Hommage à tous les fidèles des vigiles du vendredi devant l'hôtel de ville. Le moment solennel de 50 coups de tamtam rappelant la première séance de flagellation infligée à Raif Badawi porte.

Vos milliards n'achèteront pas notre silence

CHRONIQUE / Il était temps que l'Arabie saoudite manifeste de l'agacement face à la croisade en faveur de Raif Badawi. Autrement, nous serions restés sous l'impression que les membres de la famille royale n'accordaient pas la moindre attention aux pressions canadiennes ainsi qu'au mouvement international prenant la défense du blogueur.

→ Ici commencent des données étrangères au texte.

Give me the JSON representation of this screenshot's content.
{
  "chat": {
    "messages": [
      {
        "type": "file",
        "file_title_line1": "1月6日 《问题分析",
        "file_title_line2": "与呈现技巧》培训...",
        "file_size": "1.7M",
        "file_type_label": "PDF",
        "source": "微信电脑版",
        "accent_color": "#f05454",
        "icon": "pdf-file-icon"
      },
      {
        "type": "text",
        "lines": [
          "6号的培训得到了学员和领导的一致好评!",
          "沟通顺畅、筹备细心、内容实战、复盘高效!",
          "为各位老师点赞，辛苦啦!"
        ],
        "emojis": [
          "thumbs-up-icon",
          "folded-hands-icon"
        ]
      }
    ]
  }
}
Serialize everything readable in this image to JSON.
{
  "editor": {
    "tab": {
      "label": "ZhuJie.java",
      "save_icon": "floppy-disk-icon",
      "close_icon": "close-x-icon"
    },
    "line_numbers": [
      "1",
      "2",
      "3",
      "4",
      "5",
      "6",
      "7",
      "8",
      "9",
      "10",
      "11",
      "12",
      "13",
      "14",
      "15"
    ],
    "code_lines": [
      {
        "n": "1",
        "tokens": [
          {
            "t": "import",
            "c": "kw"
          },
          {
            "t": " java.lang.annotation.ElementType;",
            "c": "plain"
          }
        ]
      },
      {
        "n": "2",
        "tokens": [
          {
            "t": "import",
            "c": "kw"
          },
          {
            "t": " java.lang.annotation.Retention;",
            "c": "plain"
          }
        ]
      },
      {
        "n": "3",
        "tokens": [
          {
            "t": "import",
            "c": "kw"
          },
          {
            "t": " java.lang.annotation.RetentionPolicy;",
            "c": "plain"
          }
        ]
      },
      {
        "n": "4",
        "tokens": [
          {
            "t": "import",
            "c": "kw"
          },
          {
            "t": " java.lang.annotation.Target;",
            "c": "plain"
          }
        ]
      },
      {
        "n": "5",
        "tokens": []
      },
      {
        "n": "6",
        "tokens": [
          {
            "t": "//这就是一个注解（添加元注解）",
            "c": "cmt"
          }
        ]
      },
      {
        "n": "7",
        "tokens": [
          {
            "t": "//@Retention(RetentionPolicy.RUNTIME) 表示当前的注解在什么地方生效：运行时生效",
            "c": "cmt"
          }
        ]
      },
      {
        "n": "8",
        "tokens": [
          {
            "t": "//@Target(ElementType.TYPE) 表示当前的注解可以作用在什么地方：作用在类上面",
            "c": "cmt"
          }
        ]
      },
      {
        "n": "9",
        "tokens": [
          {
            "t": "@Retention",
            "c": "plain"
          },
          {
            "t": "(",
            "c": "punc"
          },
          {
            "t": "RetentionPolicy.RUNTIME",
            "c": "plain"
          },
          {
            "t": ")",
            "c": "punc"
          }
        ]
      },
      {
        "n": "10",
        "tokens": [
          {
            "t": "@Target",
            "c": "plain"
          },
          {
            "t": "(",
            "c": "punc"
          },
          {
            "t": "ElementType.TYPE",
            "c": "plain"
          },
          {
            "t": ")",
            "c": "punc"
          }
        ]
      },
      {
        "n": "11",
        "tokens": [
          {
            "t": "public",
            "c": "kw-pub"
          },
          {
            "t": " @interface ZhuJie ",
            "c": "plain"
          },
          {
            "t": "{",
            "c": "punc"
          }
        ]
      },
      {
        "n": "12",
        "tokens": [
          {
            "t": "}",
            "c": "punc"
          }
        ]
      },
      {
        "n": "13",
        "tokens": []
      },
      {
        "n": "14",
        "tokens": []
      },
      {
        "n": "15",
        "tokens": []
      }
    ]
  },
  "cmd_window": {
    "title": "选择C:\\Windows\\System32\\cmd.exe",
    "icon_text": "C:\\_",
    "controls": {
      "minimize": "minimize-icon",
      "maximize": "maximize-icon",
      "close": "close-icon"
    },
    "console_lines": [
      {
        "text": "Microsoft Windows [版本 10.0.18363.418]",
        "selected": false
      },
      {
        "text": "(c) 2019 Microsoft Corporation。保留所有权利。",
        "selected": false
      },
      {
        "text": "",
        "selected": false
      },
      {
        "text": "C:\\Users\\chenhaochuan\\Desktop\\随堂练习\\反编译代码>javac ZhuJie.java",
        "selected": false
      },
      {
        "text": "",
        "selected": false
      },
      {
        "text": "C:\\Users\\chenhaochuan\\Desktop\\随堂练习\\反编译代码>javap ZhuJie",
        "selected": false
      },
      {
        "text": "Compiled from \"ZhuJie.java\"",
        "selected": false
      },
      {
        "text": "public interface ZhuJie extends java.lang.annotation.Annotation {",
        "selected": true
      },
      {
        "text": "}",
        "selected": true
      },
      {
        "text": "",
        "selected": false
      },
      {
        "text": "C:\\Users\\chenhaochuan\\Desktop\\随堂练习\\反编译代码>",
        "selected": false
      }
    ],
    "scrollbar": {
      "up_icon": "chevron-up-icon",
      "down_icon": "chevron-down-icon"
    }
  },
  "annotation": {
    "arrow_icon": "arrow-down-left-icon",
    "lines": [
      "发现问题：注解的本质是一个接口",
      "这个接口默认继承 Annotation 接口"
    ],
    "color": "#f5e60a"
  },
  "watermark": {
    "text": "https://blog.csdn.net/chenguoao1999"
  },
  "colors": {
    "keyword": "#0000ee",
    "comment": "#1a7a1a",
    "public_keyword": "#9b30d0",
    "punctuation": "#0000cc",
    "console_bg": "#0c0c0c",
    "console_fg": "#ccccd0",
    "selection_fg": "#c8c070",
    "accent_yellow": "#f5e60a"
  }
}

L'ambassadeur saoudien en poste à Ottawa, Naif Bin Bandir Al-Sudairy, a invité les autorités canadiennes « à se mêler de leurs affaires » en nous demandant assez sèchement de respecter le système de justice de son pays au même titre que sa monarchie respecte le nôtre.
Le même message avait déjà été envoyé par écrit, il y a deux ans, par les voies diplomatiques. Mais il s'agit cette fois d'une communication officielle, publique, livrée sur un ton traduisant une irritation qu'il n'avait pas été possible de mesurer jusqu'à maintenant.
Tant mieux, c'est bon signe !
Hommage à tous les fidèles des vigiles du vendredi devant l'hôtel de ville de Sherbrooke. Le moment solennel de 50 coups de tam tam rappelant la première séance de flagellation infligée à M. Badawi n'est pas anodin. Il porte.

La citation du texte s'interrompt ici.